DPCVs offer beneficial energy savings in ‘real life’ installations through eliminating localised overflows in sub-circuits that  often occur within poorly balanced and controlled  radiator applications.

In a variable volume system when the heating or water flow is not needed in  a building, a DPCV has the ability to prevent it from circulating using its integral intelligence to conserve the energy that would be otherwise wasted. So common inefficiencies, such as water losing energy to its surroundings, heating losing heat or cooling gaining heat into the pipe distribution system need not occur.

Dynamic valves ensure performance and comfort so there is no human interaction required to counter the badly balanced system . With the introduction of dynamic balancing products onto the market there is an increasing opportunity to simplify the entire process of balancing a system for heating engineers, as well as cutting costs and improving consistency. The choice of equipment is key to achieving  a well-balanced system.

The specification of equipment for a building system can help enable systems to ’empathi se’ and compensate for any inefficiencies that occur in other systems that may negatively impact in the overall running of a building. For example in a central heating system. mixing valves provide the ability to regulate the temperature of the heating pipes in a climate by controlling the flow of hot water from the central supply system to the local heating zone.

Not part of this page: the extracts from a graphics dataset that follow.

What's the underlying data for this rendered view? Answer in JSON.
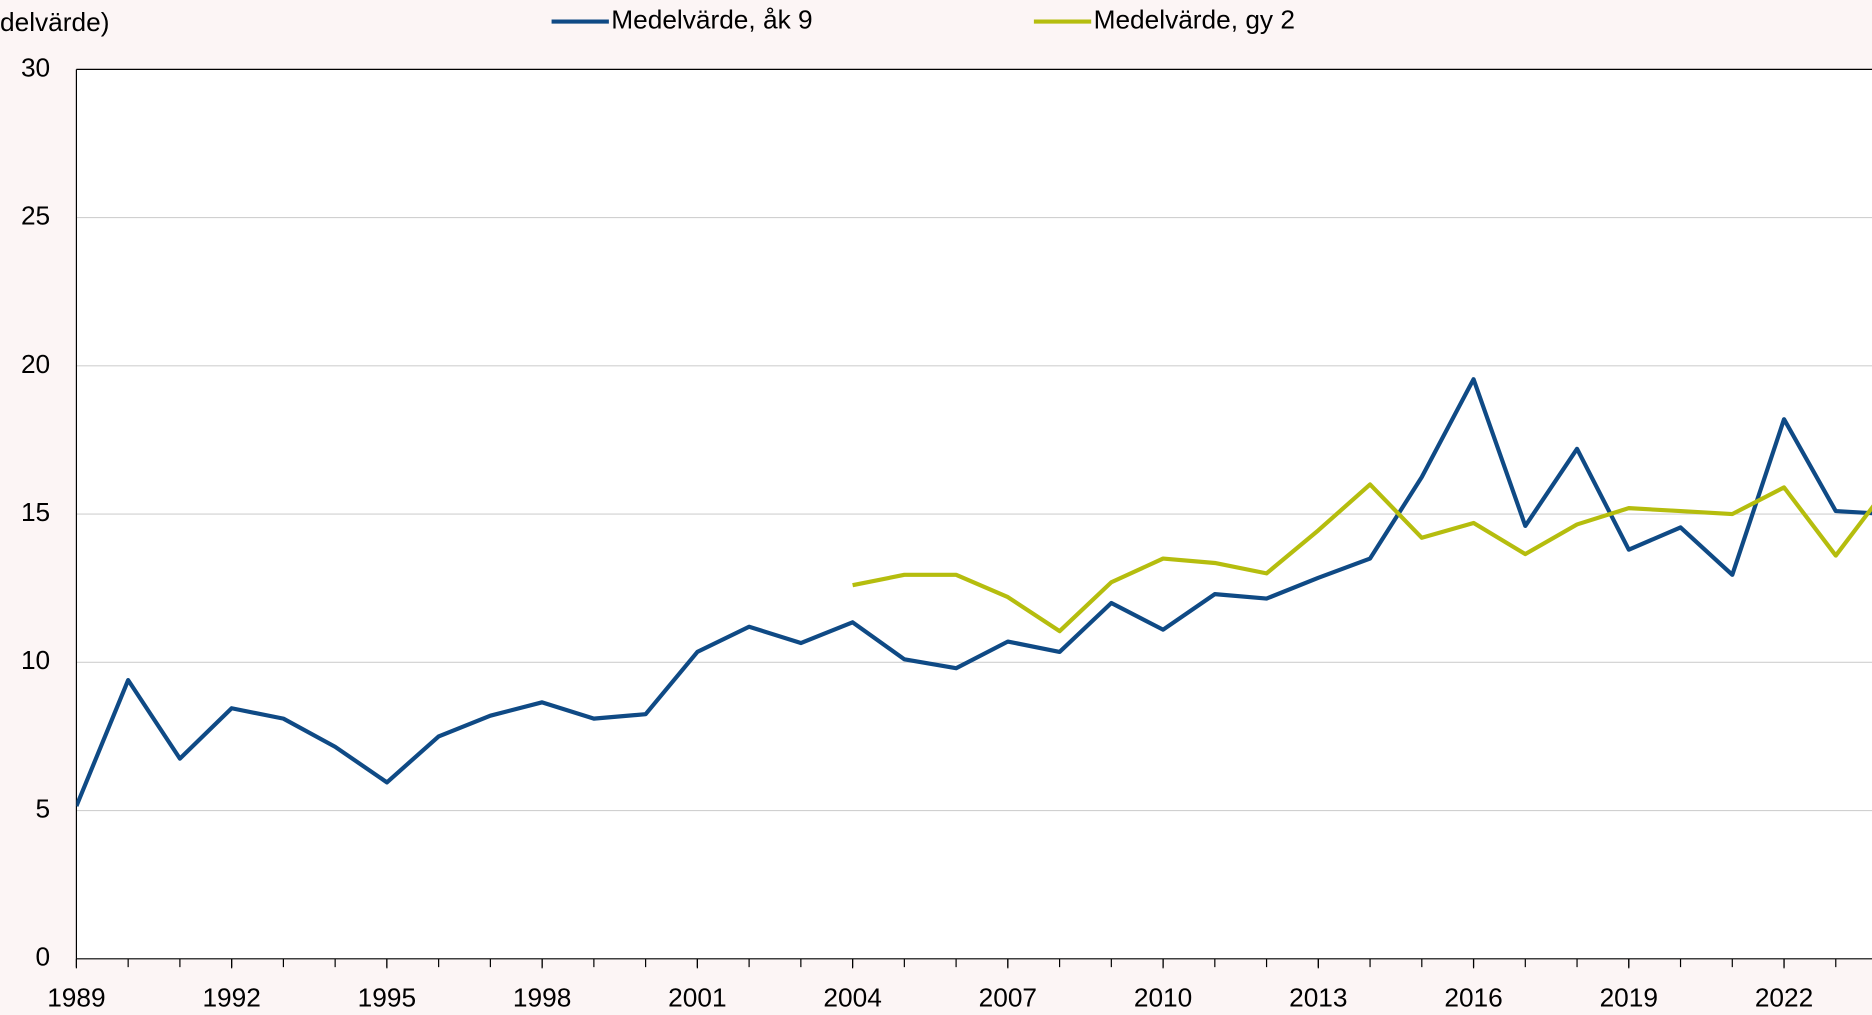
{
  "chart_data": {
    "type": "line",
    "y_label": "delvärde)",
    "x": [
      1989,
      1990,
      1991,
      1992,
      1993,
      1994,
      1995,
      1996,
      1997,
      1998,
      1999,
      2000,
      2001,
      2002,
      2003,
      2004,
      2005,
      2006,
      2007,
      2008,
      2009,
      2010,
      2011,
      2012,
      2013,
      2014,
      2015,
      2016,
      2017,
      2018,
      2019,
      2020,
      2021,
      2022,
      2023,
      2024
    ],
    "series": [
      {
        "name": "Medelvärde, åk 9",
        "color": "#0f4a85",
        "values": [
          5.15,
          9.4,
          6.75,
          8.45,
          8.1,
          7.15,
          5.95,
          7.5,
          8.2,
          8.65,
          8.1,
          8.25,
          10.35,
          11.2,
          10.65,
          11.35,
          10.1,
          9.8,
          10.7,
          10.35,
          12.0,
          11.1,
          12.3,
          12.15,
          12.85,
          13.5,
          16.25,
          19.55,
          14.6,
          17.2,
          13.8,
          14.55,
          12.95,
          18.2,
          15.1,
          15.0
        ]
      },
      {
        "name": "Medelvärde, gy 2",
        "color": "#b5bd0e",
        "values": [
          null,
          null,
          null,
          null,
          null,
          null,
          null,
          null,
          null,
          null,
          null,
          null,
          null,
          null,
          null,
          12.6,
          12.95,
          12.95,
          12.2,
          11.05,
          12.7,
          13.5,
          13.35,
          13.0,
          14.45,
          16.0,
          14.2,
          14.7,
          13.65,
          14.65,
          15.2,
          15.1,
          15.0,
          15.9,
          13.6,
          15.9
        ]
      }
    ],
    "xlim": [
      1989,
      2023.7
    ],
    "xticks": [
      1989,
      1992,
      1995,
      1998,
      2001,
      2004,
      2007,
      2010,
      2013,
      2016,
      2019,
      2022
    ],
    "ylim": [
      0,
      30
    ],
    "yticks": [
      0,
      5,
      10,
      15,
      20,
      25,
      30
    ],
    "grid": true
  }
}
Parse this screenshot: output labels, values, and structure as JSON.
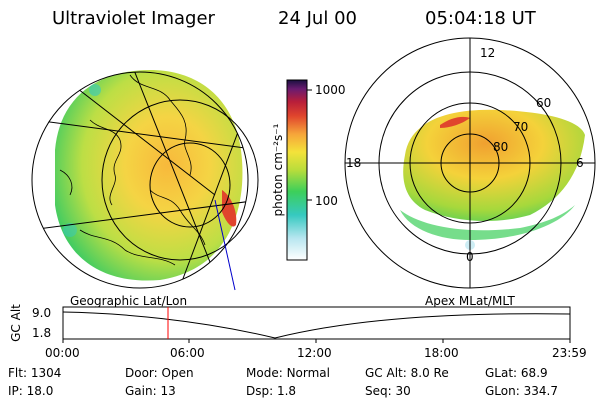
{
  "header": {
    "instrument": "Ultraviolet Imager",
    "date": "24 Jul 00",
    "time": "05:04:18 UT"
  },
  "colorbar": {
    "ticks": [
      "1000",
      "100"
    ],
    "unit_label": "photon cm⁻²s⁻¹"
  },
  "panels": {
    "left_label": "Geographic Lat/Lon",
    "right_label": "Apex MLat/MLT"
  },
  "polar": {
    "mlt_labels": [
      "12",
      "18",
      "6",
      "0"
    ],
    "mlat_labels": [
      "60",
      "70",
      "80"
    ]
  },
  "timeline": {
    "axis_label": "GC Alt",
    "y_ticks": [
      "9.0",
      "1.8"
    ],
    "x_ticks": [
      "00:00",
      "06:00",
      "12:00",
      "18:00",
      "23:59"
    ],
    "marker_time": "05:04"
  },
  "info": {
    "row1": [
      {
        "label": "Flt:",
        "value": "1304"
      },
      {
        "label": "Door:",
        "value": "Open"
      },
      {
        "label": "Mode:",
        "value": "Normal"
      },
      {
        "label": "GC Alt:",
        "value": "8.0 Re"
      },
      {
        "label": "GLat:",
        "value": "68.9"
      }
    ],
    "row2": [
      {
        "label": "IP:",
        "value": "18.0"
      },
      {
        "label": "Gain:",
        "value": "13"
      },
      {
        "label": "Dsp:",
        "value": "1.8"
      },
      {
        "label": "Seq:",
        "value": "30"
      },
      {
        "label": "GLon:",
        "value": "334.7"
      }
    ]
  },
  "colors": {
    "marker": "#ff0000",
    "meridian": "#0000cc"
  }
}
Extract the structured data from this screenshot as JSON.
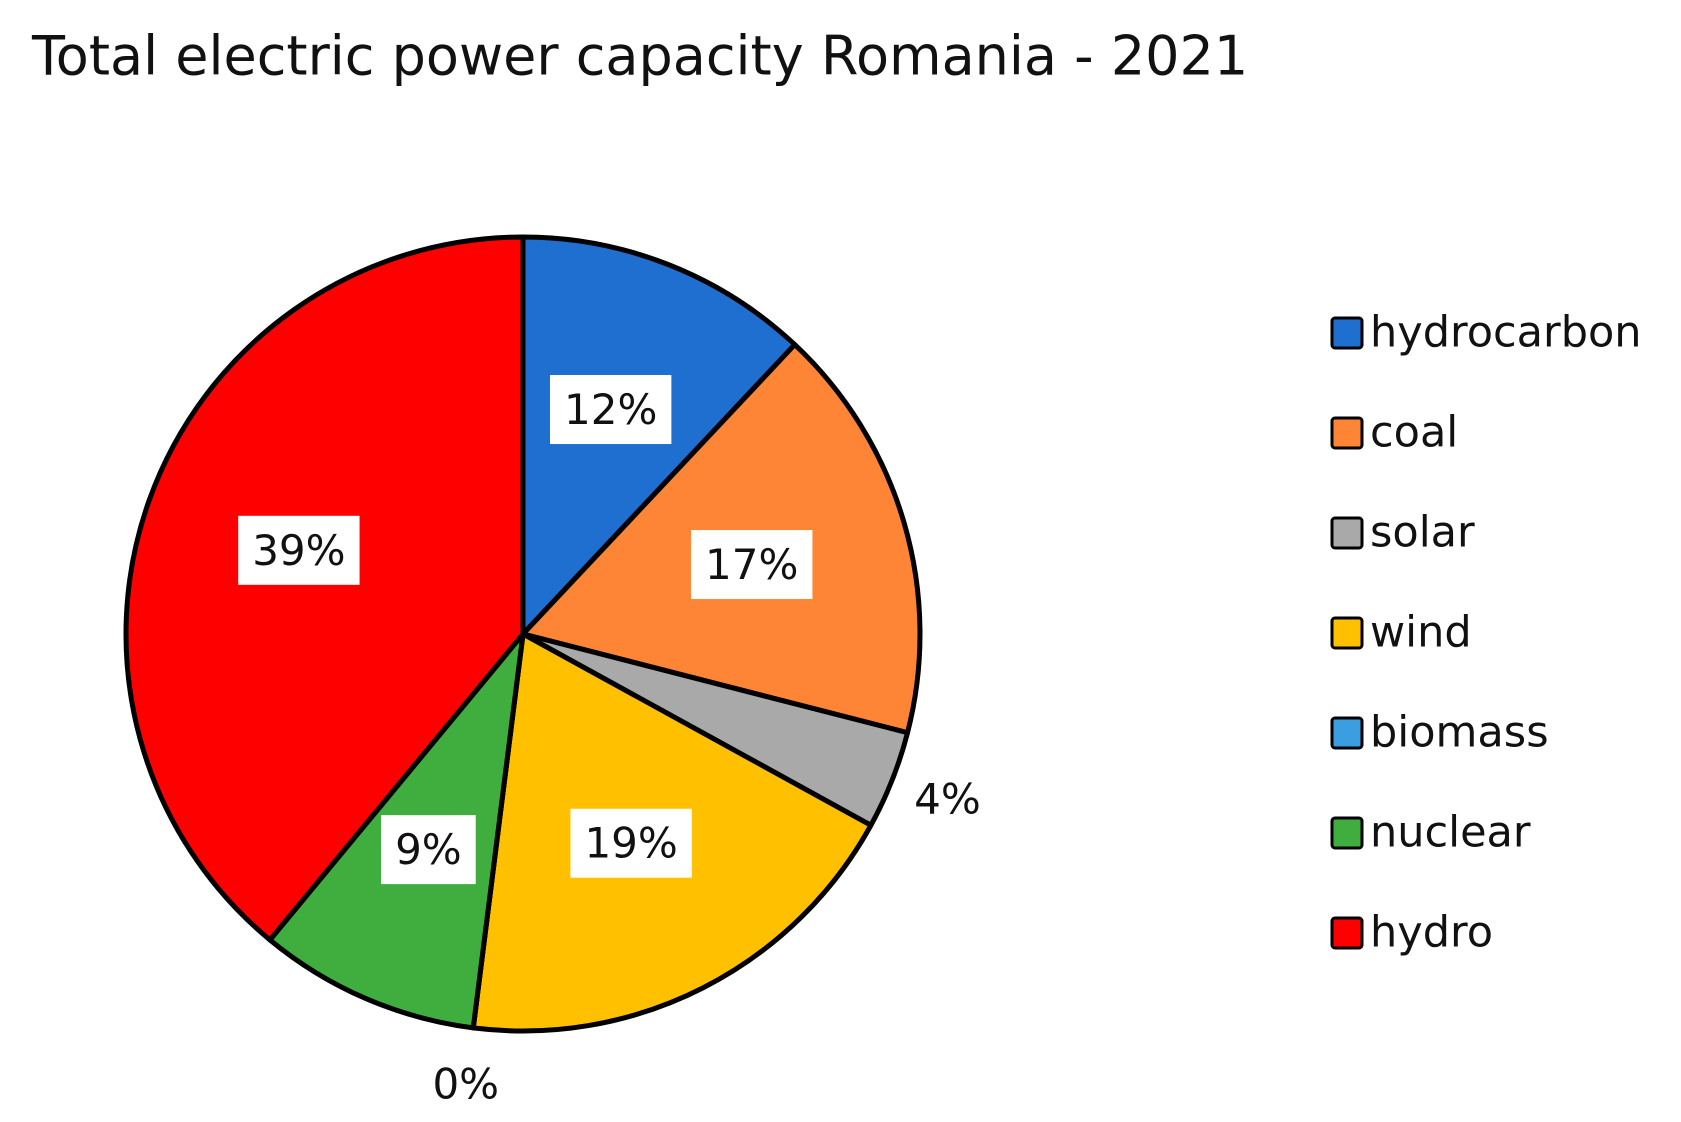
{
  "chart_data": {
    "type": "pie",
    "title": "Total electric power capacity Romania - 2021",
    "categories": [
      "hydrocarbon",
      "coal",
      "solar",
      "wind",
      "biomass",
      "nuclear",
      "hydro"
    ],
    "values": [
      12,
      17,
      4,
      19,
      0,
      9,
      39
    ],
    "value_labels": [
      "12%",
      "17%",
      "4%",
      "19%",
      "0%",
      "9%",
      "39%"
    ],
    "colors": [
      "#1f6fd1",
      "#fd8535",
      "#a9a9a9",
      "#ffc000",
      "#3a9ee0",
      "#3fae3f",
      "#ff0000"
    ],
    "legend": "right"
  }
}
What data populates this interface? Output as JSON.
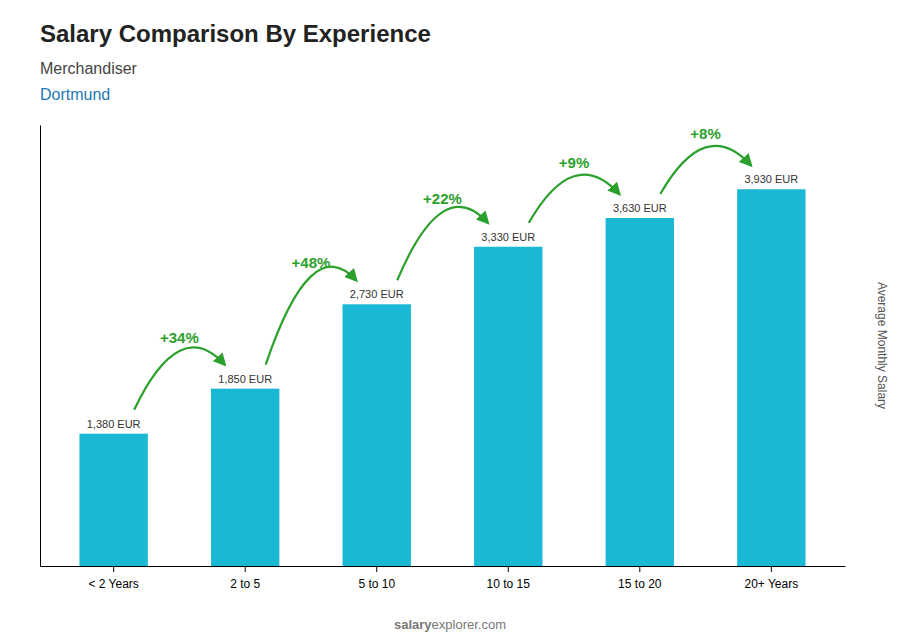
{
  "chart_data": {
    "type": "bar",
    "title": "Salary Comparison By Experience",
    "subtitle": [
      "Merchandiser",
      "Dortmund"
    ],
    "ylabel": "Average Monthly Salary",
    "categories": [
      "< 2 Years",
      "2 to 5",
      "5 to 10",
      "10 to 15",
      "15 to 20",
      "20+ Years"
    ],
    "values": [
      1380,
      1850,
      2730,
      3330,
      3630,
      3930
    ],
    "value_labels": [
      "1,380 EUR",
      "1,850 EUR",
      "2,730 EUR",
      "3,330 EUR",
      "3,630 EUR",
      "3,930 EUR"
    ],
    "data_labels": true,
    "color": "#1ab8d4",
    "ylim": [
      0,
      4600
    ],
    "tick_labels": "x",
    "grid": false,
    "annotations": [
      "+34%",
      "+48%",
      "+22%",
      "+9%",
      "+8%",
      "salary",
      "explorer.com"
    ]
  }
}
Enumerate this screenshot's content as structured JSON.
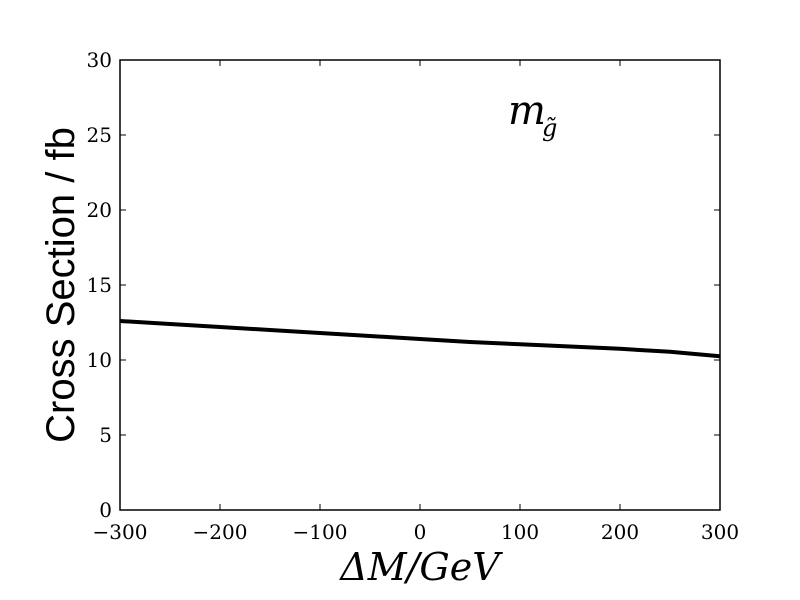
{
  "chart_data": {
    "type": "line",
    "title": "",
    "xlabel": "ΔM/GeV",
    "ylabel": "Cross Section / fb",
    "xlim": [
      -300,
      300
    ],
    "ylim": [
      0,
      30
    ],
    "xticks": [
      -300,
      -200,
      -100,
      0,
      100,
      200,
      300
    ],
    "xtick_labels": [
      "−300",
      "−200",
      "−100",
      "0",
      "100",
      "200",
      "300"
    ],
    "yticks": [
      0,
      5,
      10,
      15,
      20,
      25,
      30
    ],
    "ytick_labels": [
      "0",
      "5",
      "10",
      "15",
      "20",
      "25",
      "30"
    ],
    "grid": false,
    "annotation": {
      "base": "m",
      "sub": "g̃"
    },
    "series": [
      {
        "color": "#000000",
        "x": [
          -300,
          -250,
          -200,
          -150,
          -100,
          -50,
          0,
          50,
          100,
          150,
          200,
          250,
          300
        ],
        "y": [
          12.6,
          12.4,
          12.2,
          12.0,
          11.8,
          11.6,
          11.4,
          11.2,
          11.05,
          10.9,
          10.75,
          10.55,
          10.25
        ]
      }
    ]
  }
}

By carefully adjusting the temperature of the water in the heating pipes, the  heating controller is able to closely balance the energy applied with the heat loss, which results in optimum balanced room temperature management.

The controller constantly monitors both the room and outdoor conditions and compares them to target values. It then calculates the desired pipe temperature required to sustain the current air target  set point and positions the mixing valve to achieve this pipe temperature.

Temperature sensors are used to provide feedback correction for valve positioning. This function is known as ‘weather compensation’ and when done correctly allows the boiler to modulate its performance and deliver much lower temperatures into the system. Such adjustments would most likely occur on mild spring or autumn days when not so much heating is required and it is not necessary to create a high temperature.

Intelligent management systems not only inform engineers and help create better performing buildings and industrial systems they can also compensate for human error. For example a typical example of an energy saving being made could be if a factories heating or cooling system was operational and a window had been left open, there is the option to isolate and shut off the heating in a specific part of the system to help prevent energy wastage. Some systems do this by reading a rapid drop in temperature in a particular zone, so they close off automatically using a 2 port motorised control valve (MCV) only re-open­ ing when room temperature  stabilises. Or, if a building is unoccupied at night, the 2-ports MCV prevents circulation of water flow in closed circuits and also open circuits such as WCs and basins so reducing the risk of water wastage, leaks and energy loss.

Additionally, in a hot water system a common application driven by an intelli­gent management system is when a 3-port MCV is in place to divert hot water to the system cylinder when it needs topping up even though heating demand may still be on and calling for heat.

Whilst the heating may be off for a short time, when the hot water cylinder heats up it ensures thereis hot water delivery at all times, the function is simple but effective. The flow is sent to the cylinder first when required and once satisfied flow is then resumed through the heating circuit.

Also, with the increasing specification of renewables such as biomass or solar, the 3 port MCV is often used for its diverting function to ensure the renewable energy source is used as priority until its capacity is exhausted.